Right now, the U.S. actually employs far less of its offshore drilling capacity than many other countries – even European countries. Denmark, for example, leases 100% of its offshore capacity; the U.K. uses nearly all. Here in the U.S., on the other hand, regulations prohibit exploration of 85% of the continental outer shelf.
We hear a lot about, say, ANWR, but the regulatory barriers to expanding production even at uncontroversial sites is high; Robertson said that at one location near San Diego, Chevron had been trying to get an expansion permit now for four years.
Meanwhile, every few years or so, Congress tries to impose “windfall profits” taxes on oil companies – taxes that are sure to discourage investment and drive up prices. (These efforts seem to ignore the fact that the total amount of income tax oil companies pay has already shot up more than 600% since 2002, to more than $90 billion a year. )
There’s obviously no perfect, easy legislative solution to gas prices. But the sort of obstructionism we see now from energy regulators certainly isn’t going to move us in the right direction.
May 21st, 2008 at 5:56 pm
LOL…when is “Lower Taxes, Less Regulation” NOT you’re solution for everything?? That’s what being a partisan is all about IMO.
“The only way to bring prices down is to increase the supply.”
And of course you’re in favor of supply-side solutions…lol…lowering demand by doing things more efficiently is right out…lol…

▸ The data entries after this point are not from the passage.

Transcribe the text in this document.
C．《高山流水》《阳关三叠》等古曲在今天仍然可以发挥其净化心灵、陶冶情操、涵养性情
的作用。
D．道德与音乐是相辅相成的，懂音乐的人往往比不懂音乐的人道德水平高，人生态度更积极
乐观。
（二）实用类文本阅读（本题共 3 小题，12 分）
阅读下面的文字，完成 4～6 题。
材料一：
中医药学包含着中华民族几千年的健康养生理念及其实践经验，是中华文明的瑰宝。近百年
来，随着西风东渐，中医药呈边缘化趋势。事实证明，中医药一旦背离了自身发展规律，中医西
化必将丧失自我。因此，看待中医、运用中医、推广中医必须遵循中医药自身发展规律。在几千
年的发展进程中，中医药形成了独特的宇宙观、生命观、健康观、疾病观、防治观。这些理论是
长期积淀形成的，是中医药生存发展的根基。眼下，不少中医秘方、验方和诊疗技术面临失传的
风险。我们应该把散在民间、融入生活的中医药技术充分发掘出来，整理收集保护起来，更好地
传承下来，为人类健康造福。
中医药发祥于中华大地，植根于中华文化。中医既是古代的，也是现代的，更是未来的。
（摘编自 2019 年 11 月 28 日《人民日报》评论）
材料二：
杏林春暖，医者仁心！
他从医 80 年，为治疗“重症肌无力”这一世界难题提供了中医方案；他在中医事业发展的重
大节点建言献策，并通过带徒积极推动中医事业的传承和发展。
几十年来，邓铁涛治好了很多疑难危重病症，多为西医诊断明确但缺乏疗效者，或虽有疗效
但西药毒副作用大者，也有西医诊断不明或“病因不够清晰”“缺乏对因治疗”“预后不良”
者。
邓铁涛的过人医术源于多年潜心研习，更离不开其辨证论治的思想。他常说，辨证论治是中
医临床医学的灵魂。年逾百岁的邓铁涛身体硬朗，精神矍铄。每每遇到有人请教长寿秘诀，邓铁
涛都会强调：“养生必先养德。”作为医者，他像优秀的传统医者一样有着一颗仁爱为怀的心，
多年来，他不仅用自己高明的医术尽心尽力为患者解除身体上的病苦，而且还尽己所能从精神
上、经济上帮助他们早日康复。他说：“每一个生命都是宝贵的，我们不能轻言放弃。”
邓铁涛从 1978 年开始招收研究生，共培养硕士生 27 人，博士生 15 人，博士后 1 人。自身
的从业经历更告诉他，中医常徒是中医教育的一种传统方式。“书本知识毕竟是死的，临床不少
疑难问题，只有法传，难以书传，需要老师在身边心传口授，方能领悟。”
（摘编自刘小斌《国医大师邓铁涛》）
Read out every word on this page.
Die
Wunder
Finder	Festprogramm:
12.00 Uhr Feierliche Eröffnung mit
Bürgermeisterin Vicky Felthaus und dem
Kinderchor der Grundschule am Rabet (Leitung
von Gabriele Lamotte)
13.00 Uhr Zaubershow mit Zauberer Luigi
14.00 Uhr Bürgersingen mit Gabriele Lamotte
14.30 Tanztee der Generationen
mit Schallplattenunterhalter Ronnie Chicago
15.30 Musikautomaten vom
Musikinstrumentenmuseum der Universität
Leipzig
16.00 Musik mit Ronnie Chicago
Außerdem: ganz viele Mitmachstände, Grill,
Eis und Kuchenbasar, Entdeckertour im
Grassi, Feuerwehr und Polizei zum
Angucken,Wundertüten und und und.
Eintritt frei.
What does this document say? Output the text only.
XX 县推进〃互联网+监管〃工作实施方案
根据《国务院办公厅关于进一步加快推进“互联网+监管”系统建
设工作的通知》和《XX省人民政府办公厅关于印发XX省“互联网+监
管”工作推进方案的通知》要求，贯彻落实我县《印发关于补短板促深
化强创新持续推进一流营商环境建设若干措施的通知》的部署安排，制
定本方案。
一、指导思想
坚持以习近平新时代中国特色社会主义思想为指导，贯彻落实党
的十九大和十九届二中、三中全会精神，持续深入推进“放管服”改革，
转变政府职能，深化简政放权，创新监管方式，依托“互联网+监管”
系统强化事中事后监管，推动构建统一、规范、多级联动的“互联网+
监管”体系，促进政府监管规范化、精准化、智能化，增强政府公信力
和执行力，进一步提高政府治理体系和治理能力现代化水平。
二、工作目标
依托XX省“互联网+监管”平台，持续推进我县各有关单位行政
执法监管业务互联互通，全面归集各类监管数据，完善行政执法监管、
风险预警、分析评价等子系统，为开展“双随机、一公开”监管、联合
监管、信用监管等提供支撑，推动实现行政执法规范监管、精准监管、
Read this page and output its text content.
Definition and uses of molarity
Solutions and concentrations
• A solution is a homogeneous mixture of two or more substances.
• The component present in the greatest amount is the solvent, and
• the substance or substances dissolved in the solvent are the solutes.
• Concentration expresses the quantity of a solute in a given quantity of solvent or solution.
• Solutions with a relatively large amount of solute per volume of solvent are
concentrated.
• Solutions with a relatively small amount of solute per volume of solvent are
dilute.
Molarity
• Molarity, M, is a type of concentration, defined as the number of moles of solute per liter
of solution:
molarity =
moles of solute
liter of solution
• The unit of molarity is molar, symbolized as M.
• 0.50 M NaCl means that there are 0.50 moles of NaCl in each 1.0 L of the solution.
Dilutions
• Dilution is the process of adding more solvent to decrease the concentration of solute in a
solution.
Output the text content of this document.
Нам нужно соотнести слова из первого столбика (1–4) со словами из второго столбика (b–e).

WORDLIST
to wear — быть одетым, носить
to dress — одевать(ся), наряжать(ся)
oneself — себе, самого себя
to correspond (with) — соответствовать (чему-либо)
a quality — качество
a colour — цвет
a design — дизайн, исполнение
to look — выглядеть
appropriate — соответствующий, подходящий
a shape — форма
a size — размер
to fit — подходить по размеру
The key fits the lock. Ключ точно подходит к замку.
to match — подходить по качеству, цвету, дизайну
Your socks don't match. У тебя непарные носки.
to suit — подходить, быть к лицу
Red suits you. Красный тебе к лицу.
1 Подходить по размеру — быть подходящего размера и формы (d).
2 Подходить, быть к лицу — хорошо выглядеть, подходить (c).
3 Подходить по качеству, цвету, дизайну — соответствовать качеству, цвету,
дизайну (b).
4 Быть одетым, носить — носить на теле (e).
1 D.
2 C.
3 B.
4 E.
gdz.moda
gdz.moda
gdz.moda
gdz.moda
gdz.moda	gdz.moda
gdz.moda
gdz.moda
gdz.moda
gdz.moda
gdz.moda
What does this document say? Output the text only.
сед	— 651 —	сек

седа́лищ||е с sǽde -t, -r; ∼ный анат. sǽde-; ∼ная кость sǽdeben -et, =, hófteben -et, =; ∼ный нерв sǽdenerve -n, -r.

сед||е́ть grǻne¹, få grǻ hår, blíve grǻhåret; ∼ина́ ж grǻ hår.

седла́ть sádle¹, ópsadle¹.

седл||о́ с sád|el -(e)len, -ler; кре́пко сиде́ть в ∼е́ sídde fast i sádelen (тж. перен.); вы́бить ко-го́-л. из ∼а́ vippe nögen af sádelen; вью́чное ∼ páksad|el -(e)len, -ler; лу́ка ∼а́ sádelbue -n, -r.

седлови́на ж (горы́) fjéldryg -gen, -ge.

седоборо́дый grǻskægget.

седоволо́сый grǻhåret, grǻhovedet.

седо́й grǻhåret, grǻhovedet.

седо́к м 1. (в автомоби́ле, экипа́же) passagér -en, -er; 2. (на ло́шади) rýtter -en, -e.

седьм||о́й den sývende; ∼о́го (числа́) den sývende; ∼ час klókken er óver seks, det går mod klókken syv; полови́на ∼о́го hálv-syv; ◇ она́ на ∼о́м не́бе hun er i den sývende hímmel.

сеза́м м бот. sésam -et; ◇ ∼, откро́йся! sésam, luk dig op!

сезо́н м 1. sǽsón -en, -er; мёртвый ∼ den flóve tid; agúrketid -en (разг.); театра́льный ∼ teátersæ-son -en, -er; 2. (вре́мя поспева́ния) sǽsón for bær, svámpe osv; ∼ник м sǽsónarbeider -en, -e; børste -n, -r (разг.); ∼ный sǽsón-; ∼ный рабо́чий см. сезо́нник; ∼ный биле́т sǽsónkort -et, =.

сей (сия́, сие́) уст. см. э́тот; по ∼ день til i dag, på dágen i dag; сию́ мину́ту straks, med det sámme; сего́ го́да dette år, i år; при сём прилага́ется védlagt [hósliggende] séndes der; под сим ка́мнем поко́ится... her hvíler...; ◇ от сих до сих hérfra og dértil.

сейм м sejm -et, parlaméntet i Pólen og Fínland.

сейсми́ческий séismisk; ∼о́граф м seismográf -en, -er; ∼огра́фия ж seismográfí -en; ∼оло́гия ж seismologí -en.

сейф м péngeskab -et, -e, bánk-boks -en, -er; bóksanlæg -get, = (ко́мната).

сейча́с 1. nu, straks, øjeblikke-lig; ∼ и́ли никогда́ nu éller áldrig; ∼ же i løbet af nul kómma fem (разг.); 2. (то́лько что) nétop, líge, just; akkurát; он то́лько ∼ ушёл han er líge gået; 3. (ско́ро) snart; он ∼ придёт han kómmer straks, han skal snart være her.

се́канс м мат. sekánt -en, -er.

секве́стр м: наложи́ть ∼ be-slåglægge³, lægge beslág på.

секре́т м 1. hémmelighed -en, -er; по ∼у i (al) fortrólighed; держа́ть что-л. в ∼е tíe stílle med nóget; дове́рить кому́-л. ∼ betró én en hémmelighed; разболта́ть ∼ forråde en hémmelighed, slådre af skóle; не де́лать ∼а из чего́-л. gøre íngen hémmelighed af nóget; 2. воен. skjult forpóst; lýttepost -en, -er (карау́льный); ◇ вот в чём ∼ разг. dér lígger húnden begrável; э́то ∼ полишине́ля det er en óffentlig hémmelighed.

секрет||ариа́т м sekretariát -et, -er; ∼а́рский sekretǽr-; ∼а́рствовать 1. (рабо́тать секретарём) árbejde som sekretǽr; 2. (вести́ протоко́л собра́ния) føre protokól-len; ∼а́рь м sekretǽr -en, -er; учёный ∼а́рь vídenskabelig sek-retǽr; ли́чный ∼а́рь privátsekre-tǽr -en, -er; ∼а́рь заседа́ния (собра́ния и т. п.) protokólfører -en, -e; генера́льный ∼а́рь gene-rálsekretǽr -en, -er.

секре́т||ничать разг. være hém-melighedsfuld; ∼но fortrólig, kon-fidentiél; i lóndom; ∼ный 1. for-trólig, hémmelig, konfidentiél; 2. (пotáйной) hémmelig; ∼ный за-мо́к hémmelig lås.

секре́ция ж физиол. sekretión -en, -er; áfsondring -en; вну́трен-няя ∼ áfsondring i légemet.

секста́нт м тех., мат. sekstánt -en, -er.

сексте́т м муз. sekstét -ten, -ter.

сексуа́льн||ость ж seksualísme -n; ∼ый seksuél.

As far as “offshore drilling capacity”, yea…those raving liberal Governors in FL & CA need to get on the band-wagon with ruining their coastlines.
“taxes that are sure to discourage investment and drive up prices.”
Except for the little fact that the last time they were employed in the 1980s, the price of oil fell…ooopppss…
May 21st, 2008 at 7:58 pm
I’m really serious with this question: What part of finite resource do you not understand?
Even if you think oil will last 300 years, at some point your ancestors will pay the price for the blinders you wear coming down the stretch.
You’re right about one thing, we should encourage investment… like Chevron’s investment in geothermal, or BP’s investment in solar, or the federal government’s investment in creating a fair playing field for renewables. I don’t even mind if the feds don’t extend the ITC for renewables so long as we stop subsidizing a 150 year old industry that continues to enjoy record profits. Fair is fair right. No subsidies for renewables, no subsidies for burning fossil fuels.
Less regulation, if you mean it sincerely, also means that we don’t line the pockets of the oil industry with tax credits to ensure that they’ll keep drilling for the expensive oil once the cheap stuff has gone up and smoke (in the coming months).
Have you guys thought about who will fund this sad site once oil hits $250/barrell… We won’t have the luxury to wear blinders then… Good luck!
Freedom does work. Freedom from foreign oil, freedom from any oil, freedom from that which is killing us… What a concept!